После его рождения, с грустью усмехаясь, Маша говорила мужу, что надо подавать заявку в книгу рекордов Гиннеса. Ей было тоскливо. Она вспомнила, что училась в университете на юриста и когда-то хотела стать певицей, играла на фортепиано. Все это было в прошлом и все это было променяно на нелепую, абсурдную коллекцию. Фано осталось давным-давно в городе, в квартире, которую давно уже занимали чужие люди. Тело ее оплыло и часто отзывалось болячками.
– А что ты хочешь, милая, столько рожать. Ты же не свиноматка, – говорила врач, заполняя медкарту.
Им было далеко за сорок и все, все было отдано за эту фразу: «У нас двенадцать детей: Январь, Февраль, Мартин, Эйприл, Мая, Женя, Юля, Август, Сентябрь, Октябрина, Ноябрина и Декабрина».

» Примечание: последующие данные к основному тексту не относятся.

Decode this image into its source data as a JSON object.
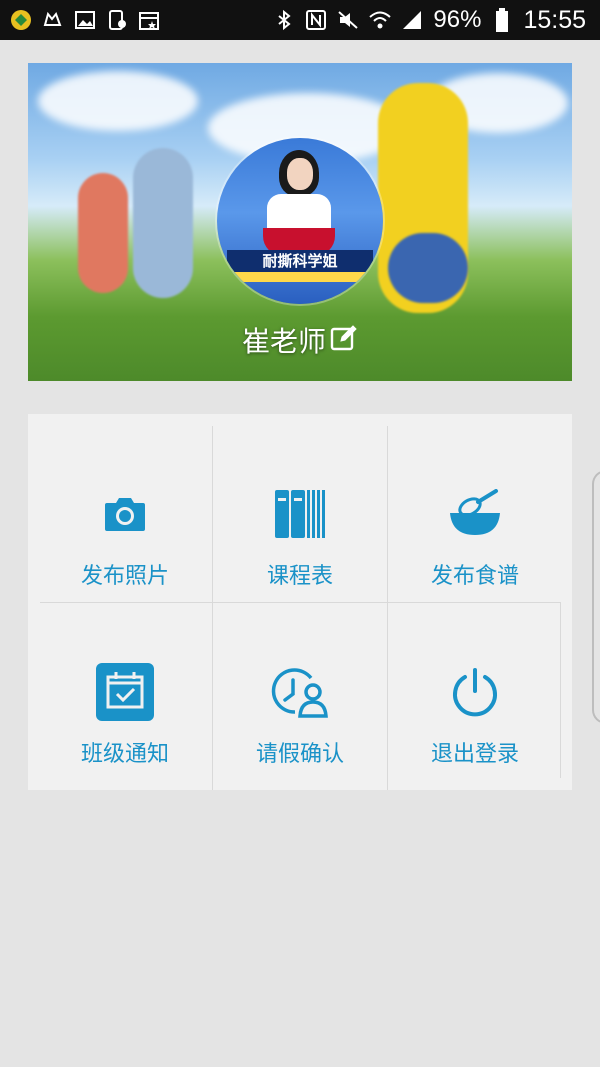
{
  "status_bar": {
    "icons_left": [
      "app-icon",
      "cat-icon",
      "image-icon",
      "phone-lock-icon",
      "calendar-star-icon"
    ],
    "icons_right": [
      "bluetooth-icon",
      "nfc-icon",
      "mute-icon",
      "wifi-icon",
      "signal-icon"
    ],
    "battery": "96%",
    "time": "15:55"
  },
  "profile": {
    "avatar_banner": "耐撕科学姐",
    "name": "崔老师"
  },
  "menu": {
    "items": [
      {
        "label": "发布照片",
        "icon": "camera-icon"
      },
      {
        "label": "课程表",
        "icon": "books-icon"
      },
      {
        "label": "发布食谱",
        "icon": "mixing-bowl-icon"
      },
      {
        "label": "班级通知",
        "icon": "calendar-check-icon"
      },
      {
        "label": "请假确认",
        "icon": "clock-person-icon"
      },
      {
        "label": "退出登录",
        "icon": "power-icon"
      }
    ]
  },
  "colors": {
    "accent": "#1a92c8",
    "background": "#e4e4e4",
    "grid": "#f1f1f1"
  }
}
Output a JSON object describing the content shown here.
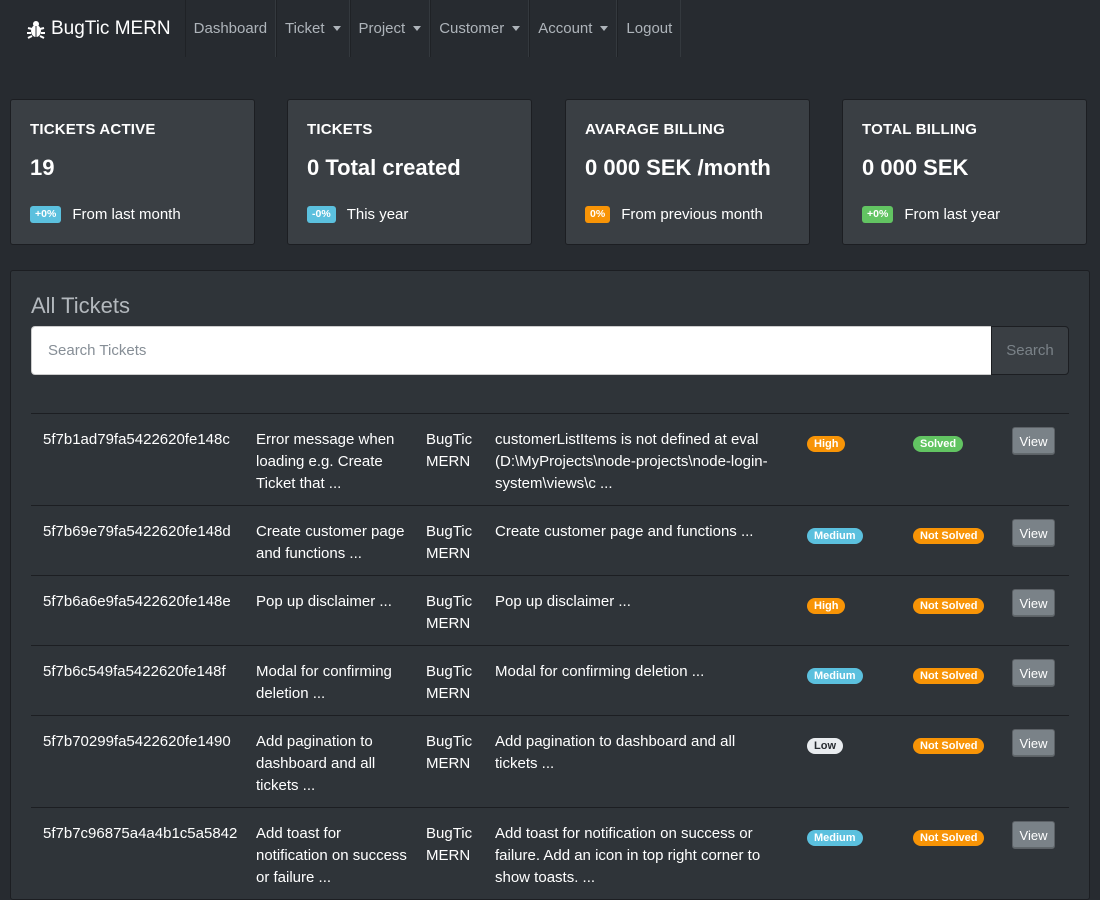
{
  "navbar": {
    "brand": "BugTic MERN",
    "brand_icon": "bug-icon",
    "items": [
      {
        "label": "Dashboard",
        "dropdown": false
      },
      {
        "label": "Ticket",
        "dropdown": true
      },
      {
        "label": "Project",
        "dropdown": true
      },
      {
        "label": "Customer",
        "dropdown": true
      },
      {
        "label": "Account",
        "dropdown": true
      },
      {
        "label": "Logout",
        "dropdown": false
      }
    ]
  },
  "stats": [
    {
      "title": "TICKETS ACTIVE",
      "value": "19",
      "badge": "+0%",
      "badge_color": "#5bc0de",
      "caption": "From last month"
    },
    {
      "title": "TICKETS",
      "value": "0 Total created",
      "badge": "-0%",
      "badge_color": "#5bc0de",
      "caption": "This year"
    },
    {
      "title": "AVARAGE BILLING",
      "value": "0 000 SEK /month",
      "badge": "0%",
      "badge_color": "#f89406",
      "caption": "From previous month"
    },
    {
      "title": "TOTAL BILLING",
      "value": "0 000 SEK",
      "badge": "+0%",
      "badge_color": "#62c462",
      "caption": "From last year"
    }
  ],
  "tickets": {
    "title": "All Tickets",
    "search_placeholder": "Search Tickets",
    "search_button": "Search",
    "view_label": "View",
    "rows": [
      {
        "id": "5f7b1ad79fa5422620fe148c",
        "title": "Error message when loading e.g. Create Ticket that ...",
        "project": "BugTic MERN",
        "description": "customerListItems is not defined at eval (D:\\MyProjects\\node-projects\\node-login-system\\views\\c ...",
        "priority": "High",
        "status": "Solved"
      },
      {
        "id": "5f7b69e79fa5422620fe148d",
        "title": "Create customer page and functions ...",
        "project": "BugTic MERN",
        "description": "Create customer page and functions ...",
        "priority": "Medium",
        "status": "Not Solved"
      },
      {
        "id": "5f7b6a6e9fa5422620fe148e",
        "title": "Pop up disclaimer ...",
        "project": "BugTic MERN",
        "description": "Pop up disclaimer ...",
        "priority": "High",
        "status": "Not Solved"
      },
      {
        "id": "5f7b6c549fa5422620fe148f",
        "title": "Modal for confirming deletion ...",
        "project": "BugTic MERN",
        "description": "Modal for confirming deletion ...",
        "priority": "Medium",
        "status": "Not Solved"
      },
      {
        "id": "5f7b70299fa5422620fe1490",
        "title": "Add pagination to dashboard and all tickets ...",
        "project": "BugTic MERN",
        "description": "Add pagination to dashboard and all tickets ...",
        "priority": "Low",
        "status": "Not Solved"
      },
      {
        "id": "5f7b7c96875a4a4b1c5a5842",
        "title": "Add toast for notification on success or failure ...",
        "project": "BugTic MERN",
        "description": "Add toast for notification on success or failure. Add an icon in top right corner to show toasts. ...",
        "priority": "Medium",
        "status": "Not Solved"
      }
    ]
  }
}
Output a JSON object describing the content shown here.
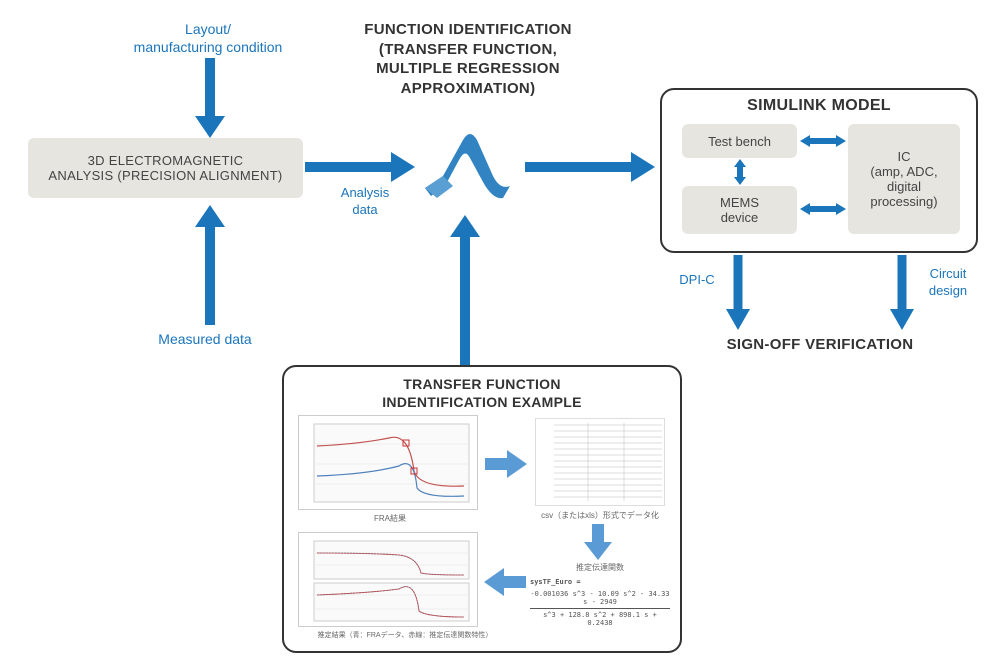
{
  "inputs": {
    "layout": "Layout/\nmanufacturing condition",
    "measured": "Measured data"
  },
  "blocks": {
    "analysis3d": "3D ELECTROMAGNETIC\nANALYSIS (PRECISION ALIGNMENT)",
    "analysis_data": "Analysis\ndata",
    "function_id_heading": "FUNCTION IDENTIFICATION\n(TRANSFER FUNCTION,\nMULTIPLE REGRESSION\nAPPROXIMATION)"
  },
  "simulink": {
    "heading": "SIMULINK MODEL",
    "test_bench": "Test bench",
    "mems": "MEMS\ndevice",
    "ic": "IC\n(amp, ADC,\ndigital\nprocessing)",
    "dpi_c": "DPI-C",
    "circuit": "Circuit\ndesign"
  },
  "signoff": "SIGN-OFF VERIFICATION",
  "example": {
    "heading": "TRANSFER FUNCTION\nINDENTIFICATION EXAMPLE",
    "fra": "FRA結果",
    "csv": "csv（またはxls）形式でデータ化",
    "transfer_fn": "推定伝達関数",
    "result": "推定結果（青：FRAデータ、赤線：推定伝達関数特性）",
    "formula1": "sysTF_Euro =",
    "formula2": "-0.001036 s^3 - 10.09 s^2 - 34.33 s - 2949",
    "formula3": "s^3 + 128.8 s^2 + 898.1 s + 0.2438"
  }
}
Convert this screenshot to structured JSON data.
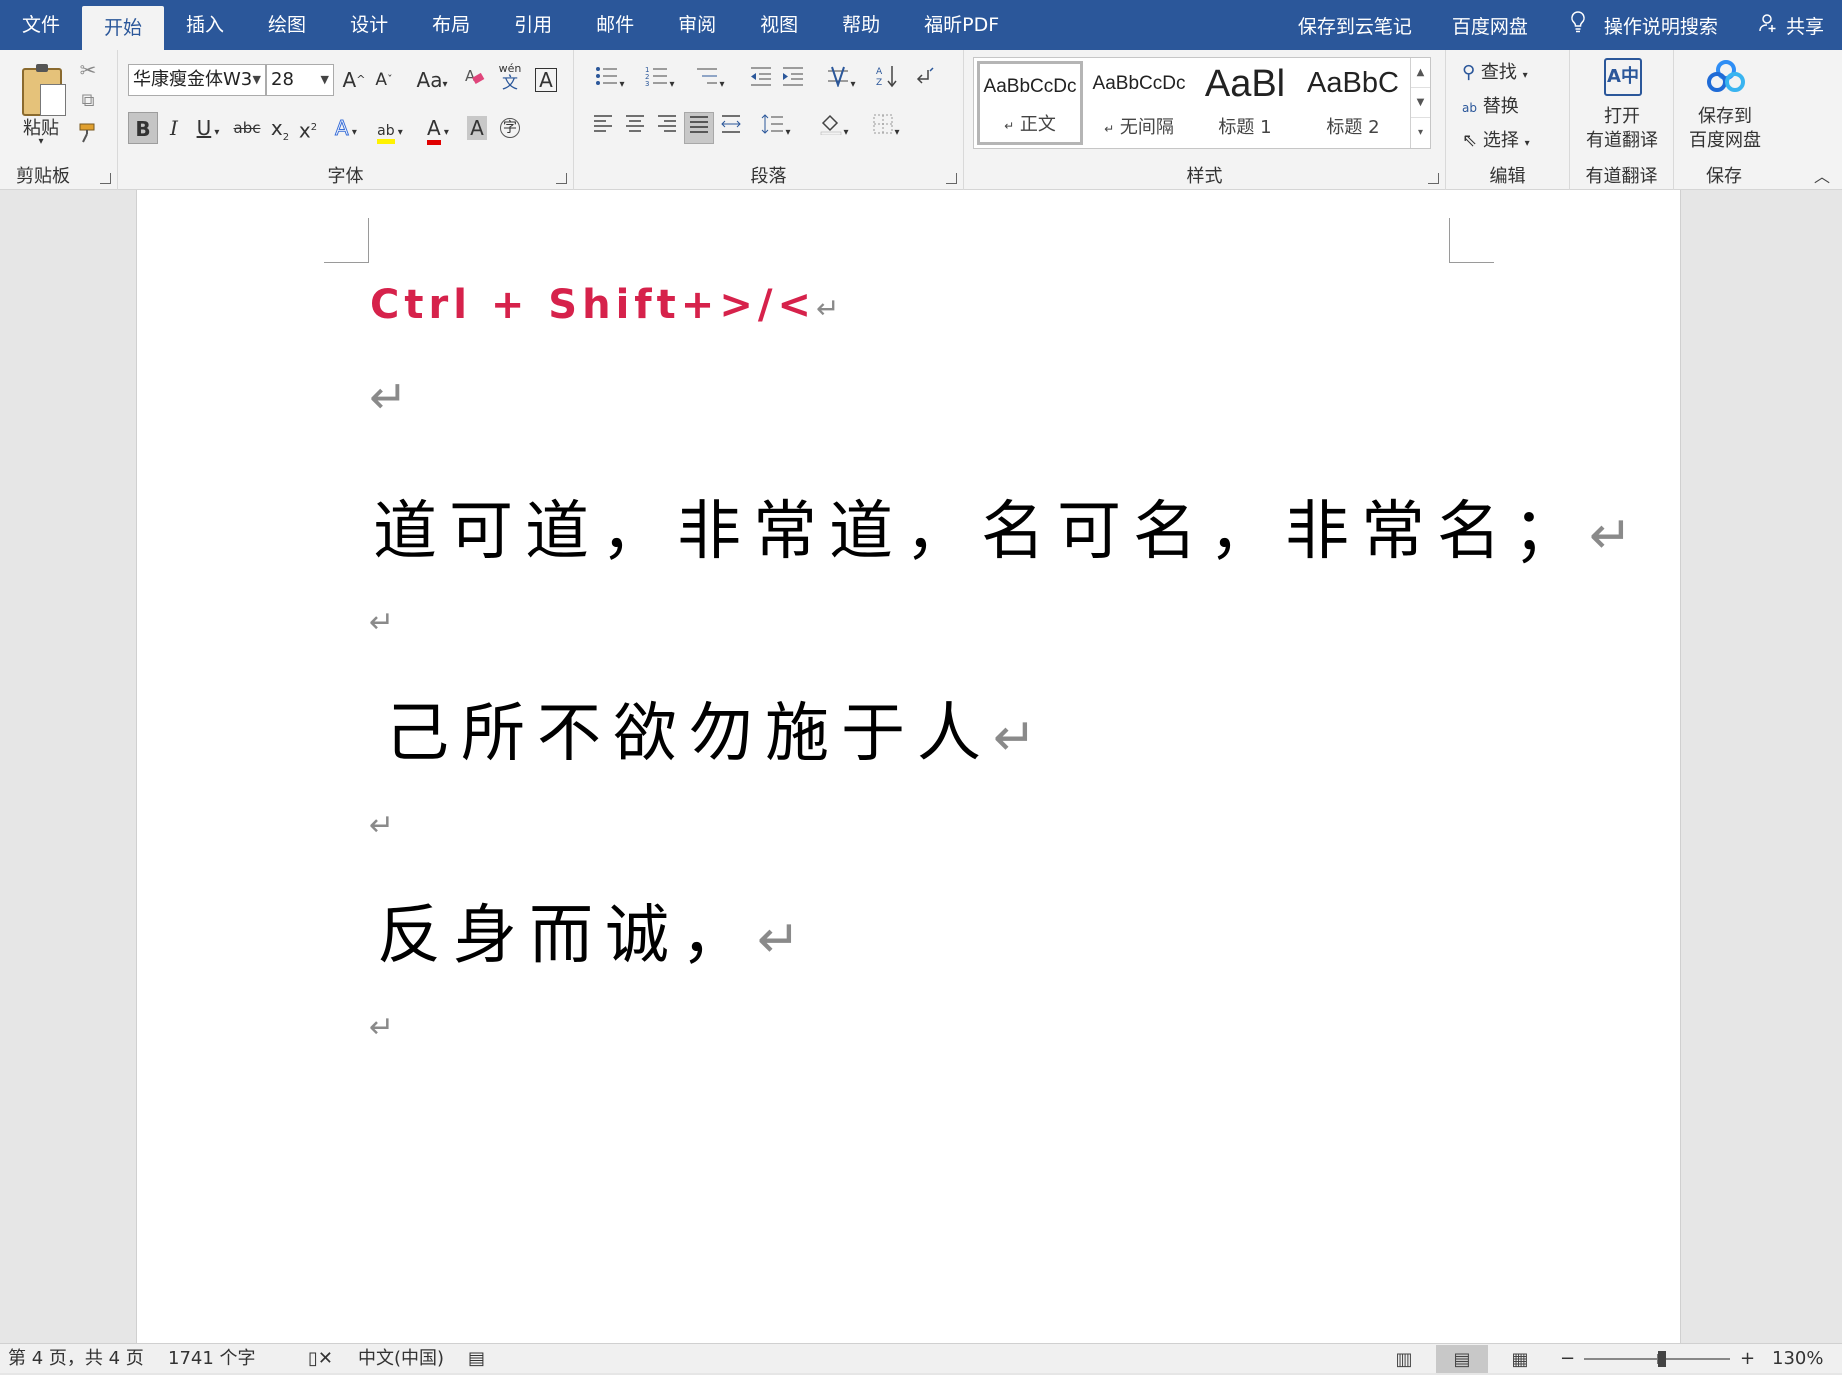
{
  "tabs": [
    {
      "label": "文件",
      "active": false
    },
    {
      "label": "开始",
      "active": true
    },
    {
      "label": "插入",
      "active": false
    },
    {
      "label": "绘图",
      "active": false
    },
    {
      "label": "设计",
      "active": false
    },
    {
      "label": "布局",
      "active": false
    },
    {
      "label": "引用",
      "active": false
    },
    {
      "label": "邮件",
      "active": false
    },
    {
      "label": "审阅",
      "active": false
    },
    {
      "label": "视图",
      "active": false
    },
    {
      "label": "帮助",
      "active": false
    },
    {
      "label": "福昕PDF",
      "active": false
    }
  ],
  "topbar": {
    "save_cloud_note": "保存到云笔记",
    "baidu_disk": "百度网盘",
    "tell_me": "操作说明搜索",
    "share": "共享"
  },
  "ribbon": {
    "clipboard": {
      "paste_label": "粘贴",
      "group_label": "剪贴板"
    },
    "font": {
      "font_name": "华康瘦金体W3",
      "font_size": "28",
      "grow": "A",
      "shrink": "A",
      "change_case": "Aa",
      "phonetic_top": "wén",
      "phonetic_bottom": "文",
      "char_border": "A",
      "bold": "B",
      "italic": "I",
      "underline": "U",
      "strike": "abc",
      "subscript": "x",
      "superscript": "x",
      "text_effects": "A",
      "highlight": "ab",
      "font_color": "A",
      "char_shading": "A",
      "enclose": "字",
      "group_label": "字体"
    },
    "paragraph": {
      "group_label": "段落"
    },
    "styles": {
      "items": [
        {
          "sample": "AaBbCcDc",
          "name": "正文",
          "prefix": "↵"
        },
        {
          "sample": "AaBbCcDc",
          "name": "无间隔",
          "prefix": "↵"
        },
        {
          "sample": "AaBl",
          "name": "标题 1",
          "prefix": ""
        },
        {
          "sample": "AaBbC",
          "name": "标题 2",
          "prefix": ""
        }
      ],
      "group_label": "样式"
    },
    "editing": {
      "find": "查找",
      "replace": "替换",
      "select": "选择",
      "group_label": "编辑"
    },
    "youdao": {
      "open_line1": "打开",
      "open_line2": "有道翻译",
      "group_label": "有道翻译"
    },
    "baidu": {
      "save_line1": "保存到",
      "save_line2": "百度网盘",
      "group_label": "保存"
    }
  },
  "document": {
    "lines": [
      {
        "text": "Ctrl + Shift+>/<",
        "mark": "↵"
      },
      {
        "text": "",
        "mark": "↵"
      },
      {
        "text": "道可道，非常道，名可名，非常名；",
        "mark": "↵"
      },
      {
        "text": "",
        "mark": "↵"
      },
      {
        "text": "己所不欲勿施于人",
        "mark": "↵"
      },
      {
        "text": "",
        "mark": "↵"
      },
      {
        "text": "反身而诚，",
        "mark": "↵"
      },
      {
        "text": "",
        "mark": "↵"
      }
    ]
  },
  "status": {
    "page": "第 4 页，共 4 页",
    "words": "1741 个字",
    "language": "中文(中国)",
    "zoom_minus": "−",
    "zoom_plus": "+",
    "zoom": "130%",
    "zoom_level": 130
  }
}
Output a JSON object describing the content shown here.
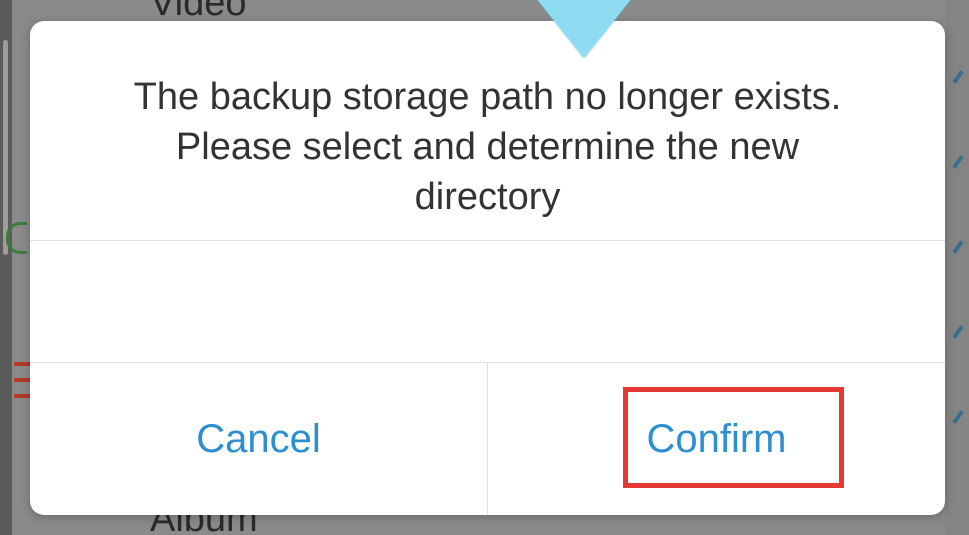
{
  "background": {
    "top_item_label": "Video",
    "bottom_item_label": "Album"
  },
  "dialog": {
    "message_line1": "The backup storage path no longer exists.",
    "message_line2": "Please select and determine the new",
    "message_line3": "directory",
    "cancel_label": "Cancel",
    "confirm_label": "Confirm"
  },
  "colors": {
    "button_text": "#2b8fd1",
    "message_text": "#333333",
    "highlight": "#e53935",
    "tooltip": "#8fdcf2"
  }
}
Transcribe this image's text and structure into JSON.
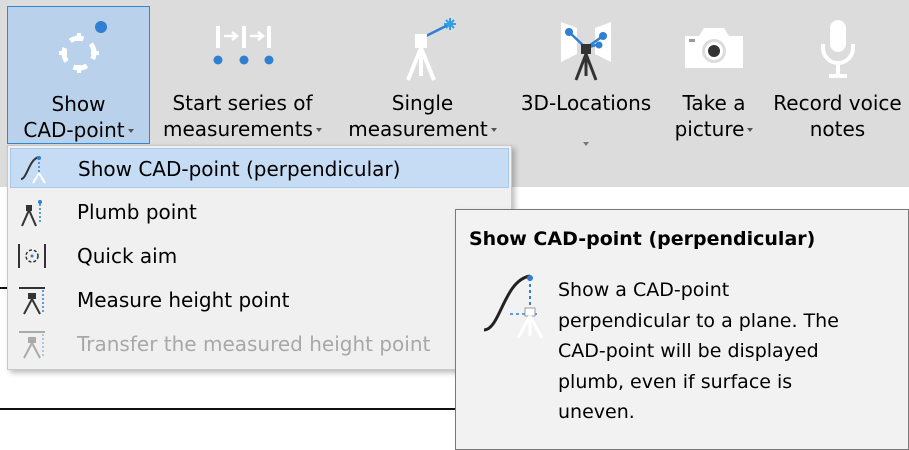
{
  "ribbon": {
    "buttons": [
      {
        "label_line1": "Show",
        "label_line2": "CAD-point",
        "has_dropdown": true,
        "icon": "crosshair-target-icon"
      },
      {
        "label_line1": "Start series of",
        "label_line2": "measurements",
        "has_dropdown": true,
        "icon": "series-measurement-icon"
      },
      {
        "label_line1": "Single",
        "label_line2": "measurement",
        "has_dropdown": true,
        "icon": "laser-tripod-icon"
      },
      {
        "label_line1": "3D-Locations",
        "label_line2": "",
        "has_dropdown": true,
        "icon": "3d-location-tripod-icon"
      },
      {
        "label_line1": "Take a",
        "label_line2": "picture",
        "has_dropdown": true,
        "icon": "camera-icon"
      },
      {
        "label_line1": "Record voice",
        "label_line2": "notes",
        "has_dropdown": false,
        "icon": "microphone-icon"
      }
    ]
  },
  "menu": {
    "items": [
      {
        "label": "Show CAD-point (perpendicular)",
        "icon": "cad-perpendicular-icon",
        "highlighted": true,
        "disabled": false
      },
      {
        "label": "Plumb point",
        "icon": "plumb-point-icon",
        "highlighted": false,
        "disabled": false
      },
      {
        "label": "Quick aim",
        "icon": "quick-aim-icon",
        "highlighted": false,
        "disabled": false
      },
      {
        "label": "Measure height point",
        "icon": "measure-height-icon",
        "highlighted": false,
        "disabled": false
      },
      {
        "label": "Transfer the measured height point",
        "icon": "transfer-height-icon",
        "highlighted": false,
        "disabled": true
      }
    ]
  },
  "tooltip": {
    "title": "Show CAD-point (perpendicular)",
    "body_lines": [
      "Show a CAD-point",
      "perpendicular to a plane. The",
      "CAD-point will be displayed",
      "plumb, even if surface is",
      "uneven."
    ]
  },
  "colors": {
    "ribbon_bg": "#dcdcdc",
    "active_bg": "#b9d1ea",
    "active_border": "#2e8ad6",
    "menu_highlight": "#c5dcf4",
    "accent_blue": "#2f7fd2"
  }
}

В субботу заходили Октя с мужем. Октя, сидя на диване, рядом с Дусей, кутающей барби, произнесла задумчиво:
– Господи, мама, ты не представляешь каково это объяснять каждой собаке, что мои родители не коммунисты. Я просто не представляю, что будет с Дусей, Федей, Сеней. Ведь каждый, каждый одноклассник, одногруппник, паспортистка, каждый врач, каждый мент, каждый страховой агент, каждый нотариус, каждый работник банка постоянно, всю жизнь задает тебе один и тот же вопрос. Господи, мама! Ты знаешь, как приятно быть Васей или Машей? Чтобы все оставили тебя в покое! Потому что и так любая собака хочет сунуть нос в твою личную жизнь, а тут такой прекрасный повод. Я же не автоответчик!
После ухода дочери Маша пошла к колодцу, куда не ходила уже давно, так как на участке была скважина, и долго, долго смотрела на пустую дорогу.
– Маша Короткова, – говорила она себе: Ты прожила такую долгую жизнь. А зачем?
И она долго-долго плакала, сжимая в руках ржавую цепь.
РОЯЛЬ
Когда ей было десять, она попыталась закончить пьесу, но рояль, на котором приходилось играть, был разбит. Все это вовсе не говорит о том, что она была бесталанная неумеха. Когда она играла, стакан с водой, который всегда ставили на край, дрожал и по воде шли круги.
Раньше она играла в большой комнате с паркетным полом, солнце лилось сквозь белую тюль или иногда, когда солнца не было, в проем между занавесками виднелось серое небо.
У нее были маленькие пальцы по сравнению с клавишами и ноги не доставали до пола.
Не то чтобы ей нравилось играть, напротив, иногда она скучала, но тогда в комнате появлялась женщина в строгом синем платье. Она смотрела из-за двери, пока пальцы снова не опускались на клавиши, и со вздохом не начиналась музыка.
Надо было играть каждый день.
Несколько часов в день.
Говорили, что у нее есть способности и некоторые учителя поджимали одобрительно губы, сидя рядом с ней на стуле.
Наверно потому что ей не нравилось, она научилась играть очень хорошо. Скажем так, автоматически. Доведя движения пальцев до механизма, чтобы совсем не контролировать их, а думать о своих вещах или иногда поворачивать голову к окну.
Когда она выходила из комнаты, маленькая, веснушчатая, в темно-синем платье, половицы скрипели едва-едва, а в воздухе еще чуть слышно гудел рояль, взбудораженный закрытой крышкой.
Однажды произошло вот что – рояль разбился. Кто-то говорил, что на него упала гипсовая статуя Венеры, одиноко стоявшая в углу комнаты. Это был обрывок фразы, про упавшую статую, и совершенно было не догадаться, как же такое могло произойти, ведь она стояла на полу.
Тетя была очень расстроена, она вертела массивное кольцо на пальце и трясла головой. Тетя даже сорвалась и полувскрикнула «Что я могу поделать!». А девочкино лицо ничего не выражало кроме смиренного испуга, когда она прижимала к груди своими худыми лапками растрепанные ноты.